Seeking the "frugal" but "efficient" management of hundreds of public housing units, the Housing Authority of Baltimore City is inviting private firms to submit proposals to manage more than a dozen properties, including one of the newest and largest complexes built under the federal HOPE VI program.
Lyle Schumann, deputy executive director of the authority, said the goal of the solicitation is to improve the agency's asset management. Although having the properties managed by private firms is nothing new, Schumann said this is the first time the properties have been put out for bid all at once.
"These are properties we have owned but not managed. ... What's different now is the timing," the housing official said.

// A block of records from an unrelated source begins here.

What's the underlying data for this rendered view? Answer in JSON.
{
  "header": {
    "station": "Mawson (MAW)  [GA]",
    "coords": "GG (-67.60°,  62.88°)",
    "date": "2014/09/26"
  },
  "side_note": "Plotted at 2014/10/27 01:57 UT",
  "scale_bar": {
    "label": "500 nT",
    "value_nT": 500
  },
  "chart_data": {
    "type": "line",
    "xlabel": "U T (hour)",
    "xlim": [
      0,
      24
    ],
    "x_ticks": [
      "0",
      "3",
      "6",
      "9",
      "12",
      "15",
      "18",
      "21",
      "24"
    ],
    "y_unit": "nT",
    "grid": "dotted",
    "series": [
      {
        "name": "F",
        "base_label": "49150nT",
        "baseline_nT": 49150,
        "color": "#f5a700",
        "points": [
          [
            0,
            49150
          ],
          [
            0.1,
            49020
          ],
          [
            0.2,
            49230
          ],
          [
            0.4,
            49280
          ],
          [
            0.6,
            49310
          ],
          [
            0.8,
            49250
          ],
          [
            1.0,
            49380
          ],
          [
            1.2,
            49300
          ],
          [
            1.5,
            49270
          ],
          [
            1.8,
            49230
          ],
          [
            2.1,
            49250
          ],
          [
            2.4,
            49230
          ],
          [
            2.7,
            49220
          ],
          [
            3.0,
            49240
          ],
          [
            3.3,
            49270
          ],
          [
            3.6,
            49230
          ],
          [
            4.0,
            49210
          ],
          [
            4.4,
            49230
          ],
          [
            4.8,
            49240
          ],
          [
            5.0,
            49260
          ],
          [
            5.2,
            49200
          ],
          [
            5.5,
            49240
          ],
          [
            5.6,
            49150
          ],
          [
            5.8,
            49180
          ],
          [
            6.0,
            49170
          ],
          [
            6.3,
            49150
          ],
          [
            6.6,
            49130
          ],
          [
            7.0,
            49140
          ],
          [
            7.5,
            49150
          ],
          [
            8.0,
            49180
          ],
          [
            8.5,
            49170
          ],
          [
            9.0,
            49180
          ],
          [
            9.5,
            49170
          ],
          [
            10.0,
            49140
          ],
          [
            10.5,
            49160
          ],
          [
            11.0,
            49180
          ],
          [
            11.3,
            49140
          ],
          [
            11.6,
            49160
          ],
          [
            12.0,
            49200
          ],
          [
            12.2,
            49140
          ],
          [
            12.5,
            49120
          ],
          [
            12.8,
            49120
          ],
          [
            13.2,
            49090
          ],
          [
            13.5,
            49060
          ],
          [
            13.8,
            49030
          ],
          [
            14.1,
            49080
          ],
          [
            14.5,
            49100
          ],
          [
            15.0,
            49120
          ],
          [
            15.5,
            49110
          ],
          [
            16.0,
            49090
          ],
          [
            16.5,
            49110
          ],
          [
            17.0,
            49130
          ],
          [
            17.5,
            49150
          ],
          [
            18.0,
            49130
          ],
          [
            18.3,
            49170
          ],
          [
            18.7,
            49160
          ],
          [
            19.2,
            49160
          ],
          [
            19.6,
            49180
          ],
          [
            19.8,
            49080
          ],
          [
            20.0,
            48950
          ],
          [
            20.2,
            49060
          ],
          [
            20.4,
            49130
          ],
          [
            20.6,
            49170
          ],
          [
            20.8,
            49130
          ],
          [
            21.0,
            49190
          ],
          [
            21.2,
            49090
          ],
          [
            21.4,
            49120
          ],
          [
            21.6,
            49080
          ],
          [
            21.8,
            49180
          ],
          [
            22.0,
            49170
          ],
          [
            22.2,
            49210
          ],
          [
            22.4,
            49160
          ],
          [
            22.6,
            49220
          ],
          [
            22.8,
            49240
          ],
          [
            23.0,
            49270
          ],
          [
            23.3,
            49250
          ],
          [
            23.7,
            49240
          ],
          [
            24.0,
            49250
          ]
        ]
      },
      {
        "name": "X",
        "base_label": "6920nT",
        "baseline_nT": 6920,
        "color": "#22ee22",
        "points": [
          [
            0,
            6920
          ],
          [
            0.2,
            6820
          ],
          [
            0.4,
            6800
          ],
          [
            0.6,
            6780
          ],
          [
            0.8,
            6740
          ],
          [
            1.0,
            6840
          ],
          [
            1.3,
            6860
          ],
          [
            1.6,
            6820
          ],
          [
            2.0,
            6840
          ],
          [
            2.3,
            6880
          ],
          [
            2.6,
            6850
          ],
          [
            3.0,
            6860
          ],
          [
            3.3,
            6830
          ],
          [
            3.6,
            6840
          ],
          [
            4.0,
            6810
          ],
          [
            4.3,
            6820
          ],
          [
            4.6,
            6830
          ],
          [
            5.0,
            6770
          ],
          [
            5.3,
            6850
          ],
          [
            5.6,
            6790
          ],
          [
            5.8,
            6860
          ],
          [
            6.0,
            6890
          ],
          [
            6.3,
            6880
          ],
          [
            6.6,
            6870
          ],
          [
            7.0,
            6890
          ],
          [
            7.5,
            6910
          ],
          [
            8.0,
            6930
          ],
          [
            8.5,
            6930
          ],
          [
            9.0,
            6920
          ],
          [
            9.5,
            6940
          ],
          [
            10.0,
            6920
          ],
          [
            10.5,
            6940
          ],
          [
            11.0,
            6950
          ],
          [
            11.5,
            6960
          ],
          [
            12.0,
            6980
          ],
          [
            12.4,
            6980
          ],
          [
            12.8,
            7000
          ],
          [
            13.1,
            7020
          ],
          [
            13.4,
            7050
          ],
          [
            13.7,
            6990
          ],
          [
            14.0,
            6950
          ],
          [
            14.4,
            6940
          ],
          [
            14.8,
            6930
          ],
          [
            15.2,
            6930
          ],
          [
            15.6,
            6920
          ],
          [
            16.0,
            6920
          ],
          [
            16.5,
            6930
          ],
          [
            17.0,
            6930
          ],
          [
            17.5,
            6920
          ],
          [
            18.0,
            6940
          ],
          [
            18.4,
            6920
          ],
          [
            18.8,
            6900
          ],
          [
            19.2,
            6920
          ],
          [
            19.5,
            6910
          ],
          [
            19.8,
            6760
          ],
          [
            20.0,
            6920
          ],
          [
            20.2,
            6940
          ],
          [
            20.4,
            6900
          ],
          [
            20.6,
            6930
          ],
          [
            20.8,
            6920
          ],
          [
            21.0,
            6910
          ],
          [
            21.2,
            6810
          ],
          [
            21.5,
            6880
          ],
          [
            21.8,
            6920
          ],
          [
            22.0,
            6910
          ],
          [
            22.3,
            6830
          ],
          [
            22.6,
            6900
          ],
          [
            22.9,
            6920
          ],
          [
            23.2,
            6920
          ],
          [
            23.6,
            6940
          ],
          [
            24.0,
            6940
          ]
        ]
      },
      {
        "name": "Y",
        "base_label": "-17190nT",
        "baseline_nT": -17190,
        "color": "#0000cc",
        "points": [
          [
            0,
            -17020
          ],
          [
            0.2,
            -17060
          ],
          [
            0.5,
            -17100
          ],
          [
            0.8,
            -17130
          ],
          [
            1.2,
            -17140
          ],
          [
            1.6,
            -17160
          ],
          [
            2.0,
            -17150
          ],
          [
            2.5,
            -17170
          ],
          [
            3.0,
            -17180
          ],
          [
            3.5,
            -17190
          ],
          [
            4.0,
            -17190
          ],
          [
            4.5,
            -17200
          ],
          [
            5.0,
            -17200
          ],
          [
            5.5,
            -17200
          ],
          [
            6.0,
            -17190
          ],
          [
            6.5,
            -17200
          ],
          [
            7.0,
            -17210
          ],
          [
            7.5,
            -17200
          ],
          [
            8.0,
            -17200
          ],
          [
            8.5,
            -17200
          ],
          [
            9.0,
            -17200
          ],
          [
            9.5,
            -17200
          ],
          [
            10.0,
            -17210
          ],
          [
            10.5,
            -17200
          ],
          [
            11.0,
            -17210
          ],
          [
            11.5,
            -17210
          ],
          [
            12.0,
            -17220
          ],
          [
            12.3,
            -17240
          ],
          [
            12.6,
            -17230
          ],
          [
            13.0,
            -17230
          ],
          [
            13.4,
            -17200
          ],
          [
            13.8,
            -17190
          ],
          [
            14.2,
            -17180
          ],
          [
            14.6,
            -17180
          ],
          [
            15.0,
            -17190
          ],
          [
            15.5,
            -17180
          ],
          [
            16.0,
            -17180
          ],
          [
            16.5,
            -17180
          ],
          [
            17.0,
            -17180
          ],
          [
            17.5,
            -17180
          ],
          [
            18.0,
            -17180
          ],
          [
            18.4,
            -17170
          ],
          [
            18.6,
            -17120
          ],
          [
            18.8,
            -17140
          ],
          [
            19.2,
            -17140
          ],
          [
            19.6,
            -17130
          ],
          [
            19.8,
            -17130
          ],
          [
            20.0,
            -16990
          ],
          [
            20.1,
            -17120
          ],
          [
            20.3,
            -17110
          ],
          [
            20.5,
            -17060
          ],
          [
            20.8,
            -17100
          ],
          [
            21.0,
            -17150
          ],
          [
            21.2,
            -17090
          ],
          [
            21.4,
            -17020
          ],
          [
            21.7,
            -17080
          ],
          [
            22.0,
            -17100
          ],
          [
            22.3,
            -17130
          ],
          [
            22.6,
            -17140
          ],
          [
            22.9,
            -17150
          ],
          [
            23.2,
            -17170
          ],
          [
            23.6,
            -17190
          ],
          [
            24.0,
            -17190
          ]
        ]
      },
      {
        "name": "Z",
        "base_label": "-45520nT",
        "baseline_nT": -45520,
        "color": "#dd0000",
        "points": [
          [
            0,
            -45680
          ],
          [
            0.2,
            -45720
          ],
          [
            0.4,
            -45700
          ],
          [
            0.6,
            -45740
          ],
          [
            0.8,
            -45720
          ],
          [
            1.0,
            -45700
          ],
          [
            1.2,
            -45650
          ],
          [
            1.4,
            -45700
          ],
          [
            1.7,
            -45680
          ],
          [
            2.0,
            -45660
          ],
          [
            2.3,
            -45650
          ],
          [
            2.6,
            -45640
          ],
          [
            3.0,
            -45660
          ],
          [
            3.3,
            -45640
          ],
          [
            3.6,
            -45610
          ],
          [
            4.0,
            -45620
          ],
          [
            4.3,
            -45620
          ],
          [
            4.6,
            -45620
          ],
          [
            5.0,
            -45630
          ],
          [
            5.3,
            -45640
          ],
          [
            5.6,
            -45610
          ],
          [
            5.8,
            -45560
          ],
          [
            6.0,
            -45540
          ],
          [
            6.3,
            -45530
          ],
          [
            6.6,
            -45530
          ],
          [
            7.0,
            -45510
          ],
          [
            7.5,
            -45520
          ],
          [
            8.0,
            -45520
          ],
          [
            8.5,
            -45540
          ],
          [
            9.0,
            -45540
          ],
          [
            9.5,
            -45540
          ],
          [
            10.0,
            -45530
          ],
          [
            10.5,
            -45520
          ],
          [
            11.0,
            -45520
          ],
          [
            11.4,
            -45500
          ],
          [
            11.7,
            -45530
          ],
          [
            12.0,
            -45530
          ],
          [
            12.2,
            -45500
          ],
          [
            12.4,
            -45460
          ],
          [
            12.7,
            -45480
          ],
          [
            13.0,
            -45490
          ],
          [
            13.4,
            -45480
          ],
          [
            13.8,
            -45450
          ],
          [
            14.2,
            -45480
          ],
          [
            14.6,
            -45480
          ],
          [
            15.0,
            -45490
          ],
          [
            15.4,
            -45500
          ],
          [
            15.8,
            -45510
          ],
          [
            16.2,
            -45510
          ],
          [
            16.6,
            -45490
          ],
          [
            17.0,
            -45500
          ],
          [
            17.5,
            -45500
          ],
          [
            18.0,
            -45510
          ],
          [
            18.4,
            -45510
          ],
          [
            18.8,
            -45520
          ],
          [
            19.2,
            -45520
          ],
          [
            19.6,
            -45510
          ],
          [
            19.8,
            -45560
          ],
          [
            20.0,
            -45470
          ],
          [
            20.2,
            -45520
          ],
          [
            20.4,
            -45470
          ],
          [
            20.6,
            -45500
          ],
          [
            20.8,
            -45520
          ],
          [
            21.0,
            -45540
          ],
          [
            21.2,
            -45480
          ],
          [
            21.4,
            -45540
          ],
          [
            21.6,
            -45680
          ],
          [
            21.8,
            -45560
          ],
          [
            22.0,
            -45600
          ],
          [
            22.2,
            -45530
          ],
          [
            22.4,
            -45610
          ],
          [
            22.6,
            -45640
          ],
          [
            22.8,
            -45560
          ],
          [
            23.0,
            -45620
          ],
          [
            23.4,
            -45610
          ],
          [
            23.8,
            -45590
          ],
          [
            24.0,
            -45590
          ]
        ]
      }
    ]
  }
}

It also marks the first time that the 311-unit Pleasant View Gardens has been put out for a separate management contract. The east-side complex, which was built under the federally financed HOPE VI program and opened in 1997, has been managed by ART Management Inc., a firm affiliated with the original contractor, A&R; Development Corp.
Under the request for proposals, which was formally issued this week, one management firm could end up with all the properties, which range from small neighborhood apartment buildings to the 298-unit Poe Homes to the Pleasant View Gardens complex. Poe Homes is managed by Edgewood Management Corp., which also manages several other authority properties, Schumann said.
The proposal involves 925 apartments at 13 locations. Other complexes include Somerset-Chase, Barrister Court, Irvington Place, Stricker Street Apartments, Maxwell III and Midtown Apartments.
"My hope is that we attract some large management firms," Schumann said. "But we haven't closed the door on small neighborhood companies."
"We'll see what we get," Schumann added. "We think this is a step in the right direction."
The preference for consolidation with a large firm is noted in the 20-page Request For Proposals, which urges bidders to "demonstrate economies of scale by submitting proposals for multiple groups of [HABC] properties."
The bid request also states that the primary responsibility of the winning firm or firms will be "the efficient and frugal management, operation and maintenance of [HABC] property." It provides no indication of the value of the current management contracts for the properties.
An information session on the proposal for firms interested in bidding is scheduled for Monday, and bids must be submitted by Feb. 23. The authority expects to announce the winner or winners May 3. According to the solicitation, the contract or contracts will be for one year with renewals of up to four years.
Schumann said one of the goals under the new contract is to get better detail and accountability from the management firms. Duties listed under the request for proposals include maintaining comprehensive records, contracting for extermination, snow removal and other routine services, and preparing an annual preventive maintenance plan and inspecting all dwelling units each year.